L’écrivain comme un vagabond, son bureau est une bulle d’air. Son esprit est traversé par les vents qui tournoient en tempêtes, en bourrasques, en coups de tabac auxquels succèdent les accalmies qui trahissent l’épuisement jusqu’à la brise légère faisant frémir les feuilles du tilleul qui s’épanche sous sa fenêtre. Dans l’immobilité revenue, les fragments de vie volètent comme des grains de poussières au soleil. Il essaie d’en attraper quelques uns, les autres disparaissent dans l’ombre.
L’écrivain comme un rêveur, son bureau est un lit. Un rossignol chante en basque et vient déposer derrière ses yeux fermés les graines d’une histoire fantastique. S’ouvrent alors les chemins taillés dans la matière de l’imaginaire qui serpentent sur les flans de la montagne. Il saisit l’incongruité d’une situation absurde, la violence d’un regard maquillé de douceur, l’extraordinaire de l’usuel, la familiarité de l’impossible. Il y trempe le regard qui brille derrière ses yeux fermés pour en saisir la beauté qui, au réveil, n’en sera qu’une masse informe et incomprise.
L’écrivain comme un homme nu, son bureau est rempli de souvenirs. L’enfant qu’il était, l’adulte qu’il était, l’être aimé, l’homme aimant, la pensée d’un autre, le désir d’une autre, un regard, un chant d’oiseau, une odeur, une sensation, un cauchemar, une vexation, un goût de miel, une douleur, un sourire, un mot. Et le polissage du temps, la carapace de la mémoire, la matière transformée par l’oubli, le souvenir réinventé. Pour qu’il garde un sens à l’écriture. Un homme qui se croit nu mais qui est couvert de morceaux de tissus pour que le passé ressemble au présent.
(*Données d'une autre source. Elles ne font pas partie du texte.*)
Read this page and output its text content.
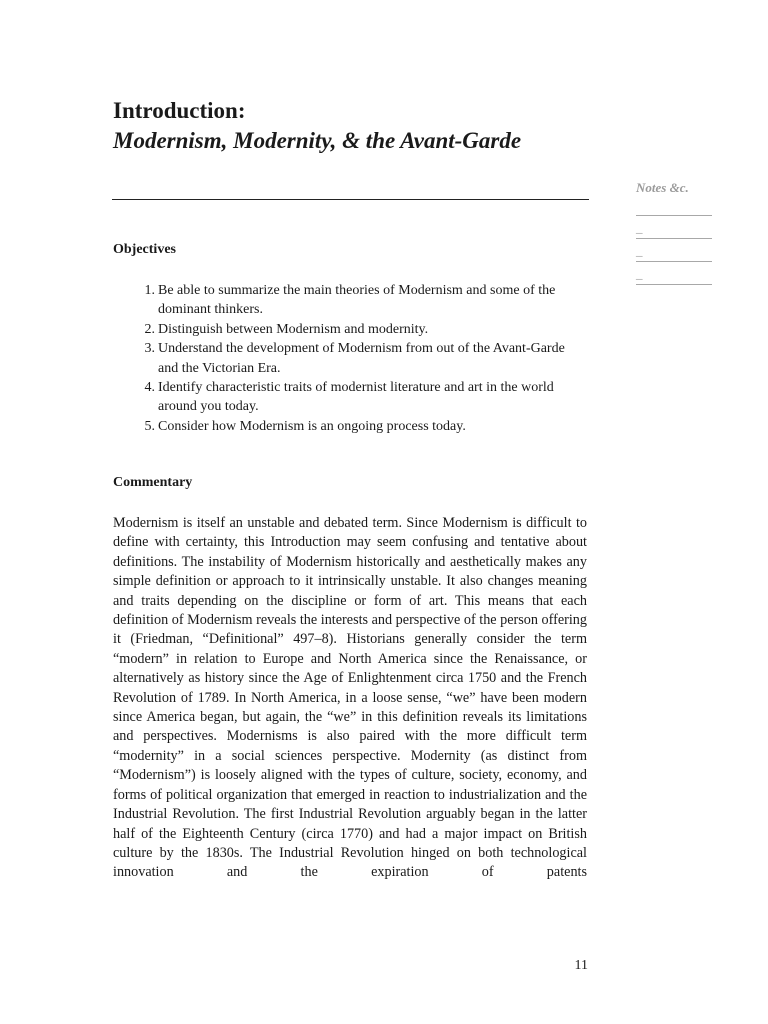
Introduction:

Modernism, Modernity, & the Avant-Garde

Notes &c.

_
_
_

Objectives

1. Be able to summarize the main theories of Modernism and some of the dominant thinkers.
2. Distinguish between Modernism and modernity.
3. Understand the development of Modernism from out of the Avant-Garde and the Victorian Era.
4. Identify characteristic traits of modernist literature and art in the world around you today.
5. Consider how Modernism is an ongoing process today.

Commentary

Modernism is itself an unstable and debated term. Since Modernism is difficult to define with certainty, this Introduction may seem confusing and tentative about definitions. The instability of Modernism historically and aesthetically makes any simple definition or approach to it intrinsically unstable. It also changes meaning and traits depending on the discipline or form of art. This means that each definition of Modernism reveals the interests and perspective of the person offering it (Friedman, “Definitional” 497–8). Historians generally consider the term “modern” in relation to Europe and North America since the Renaissance, or alternatively as history since the Age of Enlightenment circa 1750 and the French Revolution of 1789. In North America, in a loose sense, “we” have been modern since America began, but again, the “we” in this definition reveals its limitations and perspectives. Modernisms is also paired with the more difficult term “modernity” in a social sciences perspective. Modernity (as distinct from “Modernism”) is loosely aligned with the types of culture, society, economy, and forms of political organization that emerged in reaction to industrialization and the Industrial Revolution. The first Industrial Revolution arguably began in the latter half of the Eighteenth Century (circa 1770) and had a major impact on British culture by the 1830s. The Industrial Revolution hinged on both technological innovation and the expiration of patents

11
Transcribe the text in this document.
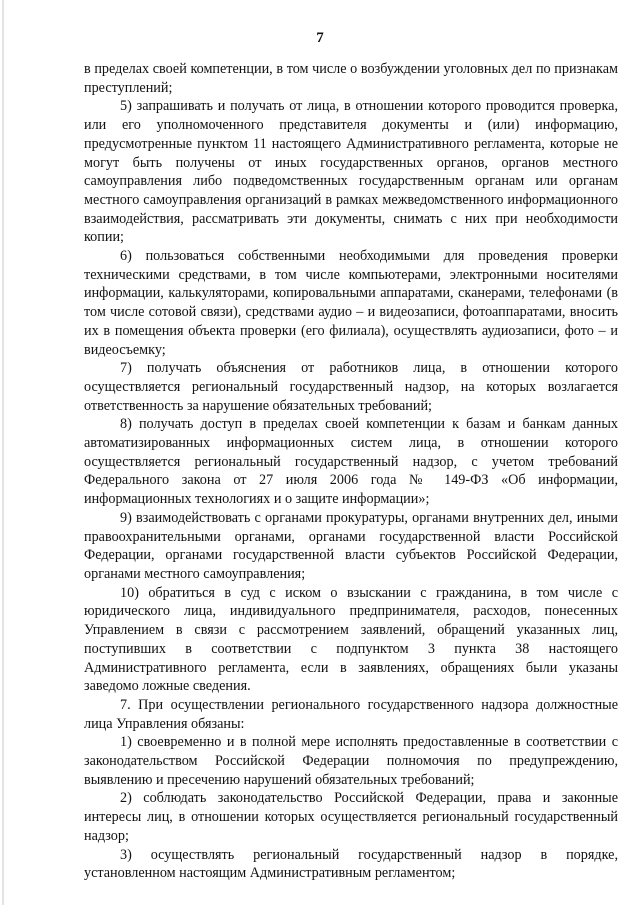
7

в пределах своей компетенции, в том числе о возбуждении уголовных дел по признакам преступлений;

5) запрашивать и получать от лица, в отношении которого проводится проверка, или его уполномоченного представителя документы и (или) информацию, предусмотренные пунктом 11 настоящего Административного регламента, которые не могут быть получены от иных государственных органов, органов местного самоуправления либо подведомственных государственным органам или органам местного самоуправления организаций в рамках межведомственного информационного взаимодействия, рассматривать эти документы, снимать с них при необходимости копии;

6) пользоваться собственными необходимыми для проведения проверки техническими средствами, в том числе компьютерами, электронными носителями информации, калькуляторами, копировальными аппаратами, сканерами, телефонами (в том числе сотовой связи), средствами аудио – и видеозаписи, фотоаппаратами, вносить их в помещения объекта проверки (его филиала), осуществлять аудиозаписи, фото – и видеосъемку;

7) получать объяснения от работников лица, в отношении которого осуществляется региональный государственный надзор, на которых возлагается ответственность за нарушение обязательных требований;

8) получать доступ в пределах своей компетенции к базам и банкам данных автоматизированных информационных систем лица, в отношении которого осуществляется региональный государственный надзор, с учетом требований Федерального закона от 27 июля 2006 года № 149-ФЗ «Об информации, информационных технологиях и о защите информации»;

9) взаимодействовать с органами прокуратуры, органами внутренних дел, иными правоохранительными органами, органами государственной власти Российской Федерации, органами государственной власти субъектов Российской Федерации, органами местного самоуправления;

10) обратиться в суд с иском о взыскании с гражданина, в том числе с юридического лица, индивидуального предпринимателя, расходов, понесенных Управлением в связи с рассмотрением заявлений, обращений указанных лиц, поступивших в соответствии с подпунктом 3 пункта 38 настоящего Административного регламента, если в заявлениях, обращениях были указаны заведомо ложные сведения.

7. При осуществлении регионального государственного надзора должностные лица Управления обязаны:

1) своевременно и в полной мере исполнять предоставленные в соответствии с законодательством Российской Федерации полномочия по предупреждению, выявлению и пресечению нарушений обязательных требований;

2) соблюдать законодательство Российской Федерации, права и законные интересы лиц, в отношении которых осуществляется региональный государственный надзор;

3) осуществлять региональный государственный надзор в порядке, установленном настоящим Административным регламентом;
Le bureau fait face à la fenêtre, le regard se perd souvent derrière l’horizon. L’écriture aussi. Sur le plateau en bois brut qui lui sert de bureau, des feuilles éparses de papier blanc sont recouvertes de lignes de mots tracés d’une écriture fine et serrée, de dessins crayonnés, d’auréoles de tasses de café. Sur un coin de la table, une pile de feuilles vierges attendent l’usage. Quelques stylos et crayons, un dictionnaire, une paire de ciseaux et un ordinateur portable sans âge.
Il fait vide, ce jour-là. L’inspiration est en souffrance.
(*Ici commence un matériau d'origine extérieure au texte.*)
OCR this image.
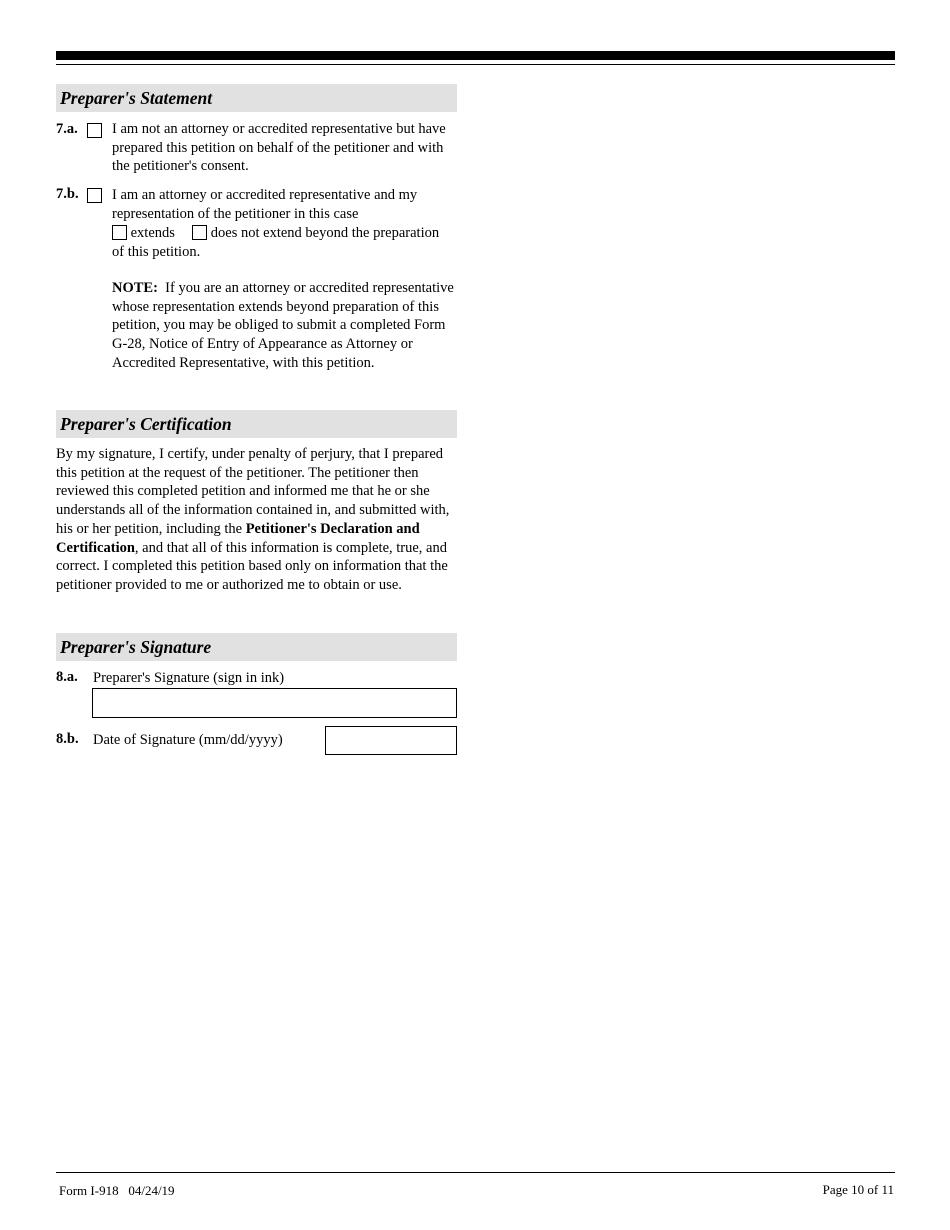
Preparer's Statement
7.a. I am not an attorney or accredited representative but have prepared this petition on behalf of the petitioner and with the petitioner's consent.
7.b. I am an attorney or accredited representative and my
representation of the petitioner in this case
extends does not extend beyond the preparation
of this petition.
NOTE: If you are an attorney or accredited representative whose representation extends beyond preparation of this petition, you may be obliged to submit a completed Form G-28, Notice of Entry of Appearance as Attorney or Accredited Representative, with this petition.
Preparer's Certification
By my signature, I certify, under penalty of perjury, that I prepared this petition at the request of the petitioner. The petitioner then reviewed this completed petition and informed me that he or she understands all of the information contained in, and submitted with, his or her petition, including the Petitioner's Declaration and Certification, and that all of this information is complete, true, and correct. I completed this petition based only on information that the petitioner provided to me or authorized me to obtain or use.
Preparer's Signature
8.a. Preparer's Signature (sign in ink)
8.b. Date of Signature (mm/dd/yyyy)
Form I-918   04/24/19	Page 10 of 11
J’aime beaucoup tous ses possibles. Idée originale. Langue précise. Je me reconnais dans l’écrivain rêveur mais j’ai un faible, en tant que lecteur, pour la chambre d’hôpital…
hyper fort, ce texte, je comprends mieux la rencontre avec Annie Dillard, ou bien qu’ici elle ait servi d’amplificateur
L’Atelier comme chambre d’hôpital. Il va bien falloir admettre en filigrane, que la démarche d’un.e écrivain.e a beaucoup d’affinités avec cet auto-confinement méditatif et parfois explicatif. En attribuer le mérite à une impulsion extérieure, d’où qu’elle provienne,est factuel, c’est dissocier momentanément le combustible et le comburant. Dans la lecture on fait des réserves des deux, dans l’écriture on en revient à l’acte de déclencher quelque chose qui va flamber plus ou moins. Si personne n’est présent devant ce feu intérieur, il va falloir réinventer inlassablement les gestes préhistoriques avec le bois d’amadou et les brindilles dont on dispose. Il arrive que des feux soient allumés en même temps comme sur les citadelles génoises vigilantes aux assauts de la vie. De loin , on reconnaît encore ce qui compte pour soi.
J’aime beaucoup ces possibles, une tendresse pour le vagabond, la chambre d’hôpital , je la fuis.
Entre les rythmes de la respiration et les roues du train: le souffle de l’imaginaire. J’adore.
… ça ouvre tellement. Merci Jean-luc.
Très beau texte avec ces multiples facettes de l’écrivain. Comme dit Nathalie c’est vrai que ça ouvre tellement.
« Le regard se perd souvent derrière l’horizon. L’écriture aussi. »
Très fort. Merci
l’écrivain et toutes ses facettes/profondeurs.. intimidée suis et ravie… . l’inspiration viendra
Superbes textes
un faible pour celui de l’écrivain vagabond et son tilleul
Autant de portraits, autant d’ouvertures, et ta façon toujours d’avancer en petits blocs égaux qui viennent nous prennent les uns après les autres…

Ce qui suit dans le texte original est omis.